The spec is an important thing that requires quite a bit of technical understanding. If you are not experienced with this side of things, you might want to hire a team to take care of it for you.
3. Visualize your concept
Start with the rough concept. Just draw a picture by hand, trying to include all the important details - this is just a rapid visual prototype that will help you later.
When you find a technical team to take your visual concept to life, this sketch will help them make the concept as real as possible. Along with your technical spec, this is all you need to create the prototype. No experience in creating visual content or developing websites needed - there are always professionals who can do it for you. And even if you do have some experience, it is better to rely on people who have dealt with this exact sort of task before. This is a very important stage of your project: your literal future depends on it, so the prototype needs to be done as professionally as possible.

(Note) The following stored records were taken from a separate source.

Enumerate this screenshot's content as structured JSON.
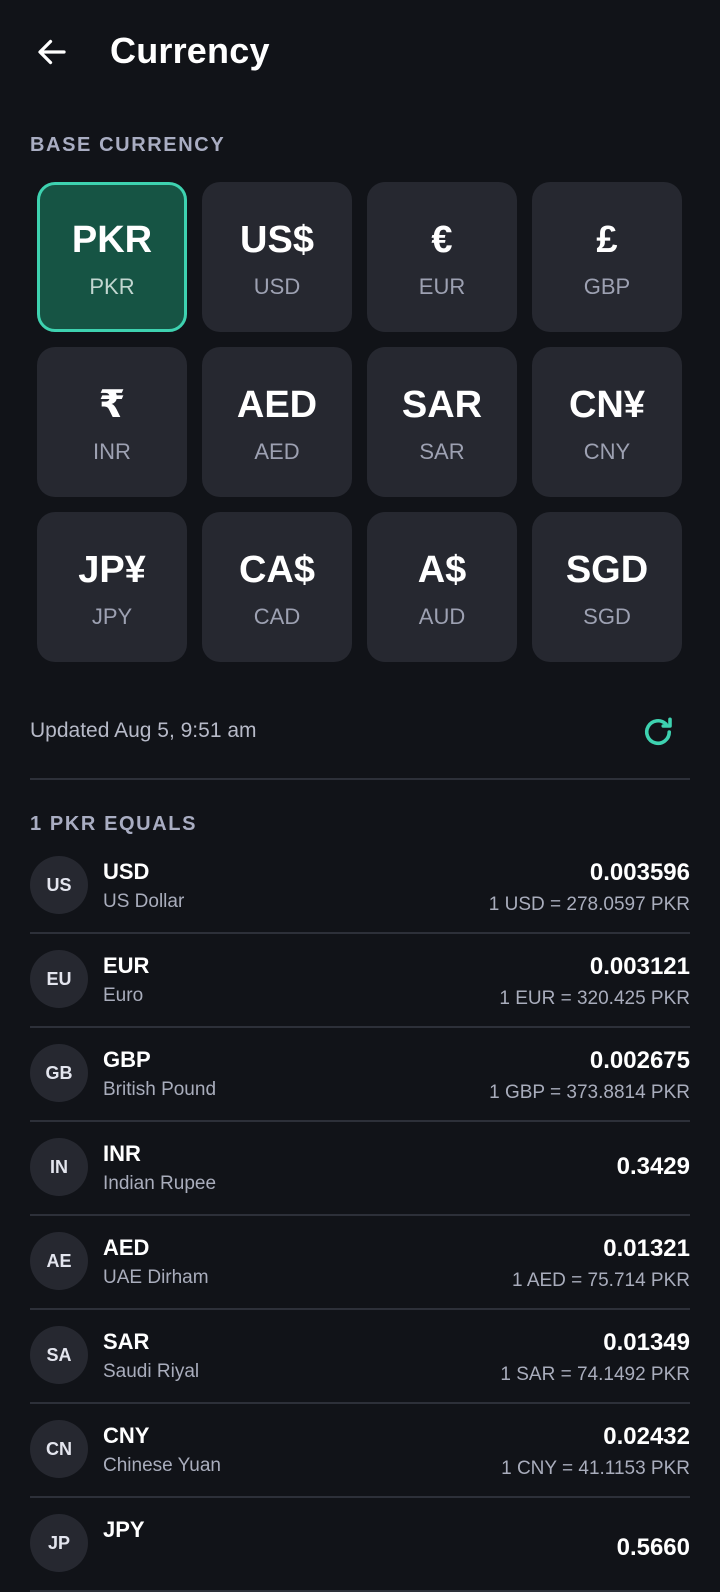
{
  "header": {
    "title": "Currency",
    "back_icon": "arrow-left-icon"
  },
  "base_section": {
    "label": "BASE CURRENCY",
    "selected": "PKR",
    "tiles": [
      {
        "symbol": "PKR",
        "code": "PKR"
      },
      {
        "symbol": "US$",
        "code": "USD"
      },
      {
        "symbol": "€",
        "code": "EUR"
      },
      {
        "symbol": "£",
        "code": "GBP"
      },
      {
        "symbol": "₹",
        "code": "INR"
      },
      {
        "symbol": "AED",
        "code": "AED"
      },
      {
        "symbol": "SAR",
        "code": "SAR"
      },
      {
        "symbol": "CN¥",
        "code": "CNY"
      },
      {
        "symbol": "JP¥",
        "code": "JPY"
      },
      {
        "symbol": "CA$",
        "code": "CAD"
      },
      {
        "symbol": "A$",
        "code": "AUD"
      },
      {
        "symbol": "SGD",
        "code": "SGD"
      }
    ]
  },
  "status": {
    "updated": "Updated Aug 5, 9:51 am",
    "refresh_icon": "refresh-icon"
  },
  "rates_section": {
    "label": "1 PKR EQUALS",
    "rows": [
      {
        "flag": "US",
        "code": "USD",
        "name": "US Dollar",
        "value": "0.003596",
        "inverse": "1 USD = 278.0597 PKR"
      },
      {
        "flag": "EU",
        "code": "EUR",
        "name": "Euro",
        "value": "0.003121",
        "inverse": "1 EUR = 320.425 PKR"
      },
      {
        "flag": "GB",
        "code": "GBP",
        "name": "British Pound",
        "value": "0.002675",
        "inverse": "1 GBP = 373.8814 PKR"
      },
      {
        "flag": "IN",
        "code": "INR",
        "name": "Indian Rupee",
        "value": "0.3429",
        "inverse": ""
      },
      {
        "flag": "AE",
        "code": "AED",
        "name": "UAE Dirham",
        "value": "0.01321",
        "inverse": "1 AED = 75.714 PKR"
      },
      {
        "flag": "SA",
        "code": "SAR",
        "name": "Saudi Riyal",
        "value": "0.01349",
        "inverse": "1 SAR = 74.1492 PKR"
      },
      {
        "flag": "CN",
        "code": "CNY",
        "name": "Chinese Yuan",
        "value": "0.02432",
        "inverse": "1 CNY = 41.1153 PKR"
      },
      {
        "flag": "JP",
        "code": "JPY",
        "name": "",
        "value": "0.5660",
        "inverse": ""
      }
    ]
  },
  "colors": {
    "background": "#111318",
    "tile": "#262830",
    "selected_tile": "#165444",
    "accent": "#3ed2b0",
    "muted_text": "#a9adbc"
  }
}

If your product is an app or a website, you will need a visual prototype website to fully represent its features. It needs to function roughly the same as the finished product will, but it doesn’t have to be perfect.
Here are a few tips:
- Start with a list of absolute priority features your product needs in order to work.

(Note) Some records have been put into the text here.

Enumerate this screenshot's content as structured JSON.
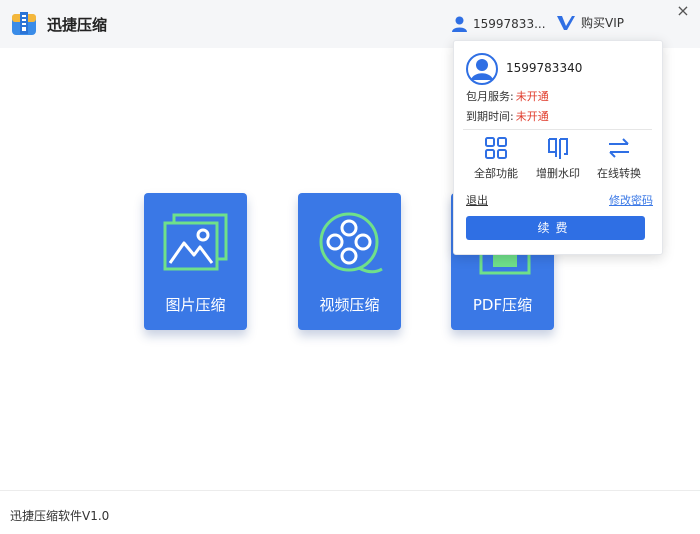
{
  "app": {
    "title": "迅捷压缩",
    "version_text": "迅捷压缩软件V1.0"
  },
  "header": {
    "username": "15997833...",
    "vip_label": "购买VIP",
    "close_glyph": "×",
    "user_icon": "user-icon",
    "vip_icon": "vip-v-icon"
  },
  "cards": {
    "image": {
      "label": "图片压缩",
      "icon": "image-icon"
    },
    "video": {
      "label": "视频压缩",
      "icon": "film-reel-icon"
    },
    "pdf": {
      "label": "PDF压缩",
      "icon": "pdf-icon"
    }
  },
  "popup": {
    "username": "1599783340",
    "monthly_label": "包月服务:",
    "monthly_value": "未开通",
    "expire_label": "到期时间:",
    "expire_value": "未开通",
    "functions": [
      {
        "label": "全部功能",
        "icon": "grid-icon"
      },
      {
        "label": "增删水印",
        "icon": "stamp-icon"
      },
      {
        "label": "在线转换",
        "icon": "convert-icon"
      }
    ],
    "logout_label": "退出",
    "change_password_label": "修改密码",
    "renew_label": "续费"
  },
  "colors": {
    "accent": "#3a78e6",
    "warning_text": "#e03c2c",
    "titlebar_bg": "#f5f6f8"
  }
}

- Add non-essential features that will add to the quality but are not crucial.
- Finish with the features that can be cut from the prototype without sacrificing the quality.

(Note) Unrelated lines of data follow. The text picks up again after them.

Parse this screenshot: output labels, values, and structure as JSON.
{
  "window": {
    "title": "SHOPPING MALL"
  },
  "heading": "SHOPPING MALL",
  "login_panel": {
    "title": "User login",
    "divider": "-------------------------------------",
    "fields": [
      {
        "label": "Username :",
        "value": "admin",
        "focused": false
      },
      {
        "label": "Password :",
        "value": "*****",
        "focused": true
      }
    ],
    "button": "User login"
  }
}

Analyze all the components to find the best way to include all the most important features while cutting the costs. This might be a hard task that will require professional assistance, but at the end the effort will be worth it.
4. Test it
Now that you have your prototype ready, it’s time to test it.
There are some things you can do on your own or deligate tasks, like turning to social media. You already have your focus group, you know the channels they use, so go out there! Find Facebook groups devoted to your niche, or ones where members share the same interests, and reach out with a good SMM strategy. Every target audience has a “voice” that appeals to them - find it and use it to attract attention to your product. If everything goes smoothly and people enjoy the prototype, there is a high chance they will be willing to purchase the finished product later, especially if you have already established a sort of a connection with them. If not, you need to hire specialist that will run your tasks for you. In the most cases it is the best option to start, othervise you risk to pay twice for the same result.
Crowdfunding platforms are another great choice. You don’t have to look for serious investors: regular people like you could fund your project. There are so many great products that have been made possible by Kickstarter - yours could be one of them!
A disadvantage of testing the prototype on your focus group is that this testing will not be as thorough as you want it to be. You will get the general idea of public response, that much is true. You won’t get comprehensive analysis of all the pros and cons, or the technical side of it. For that, you need to have a special person who will make sure that everything can and will run smoothly when you take the next step and try turning your prototype into a finished product.
Ideally, of course, that would be the same team that worked with you on creating the prototype. Having a good team to support you every step of the way will make the task of developing and testing your prototype much easier.
The lack of funding should not stop you from trying to implement your idea into life. A startup visual prototype is a great way to present your product to potential customers and investors without spending a fortune. Don’t miss your chance to launch a successful startup - start thinking about your prototype now!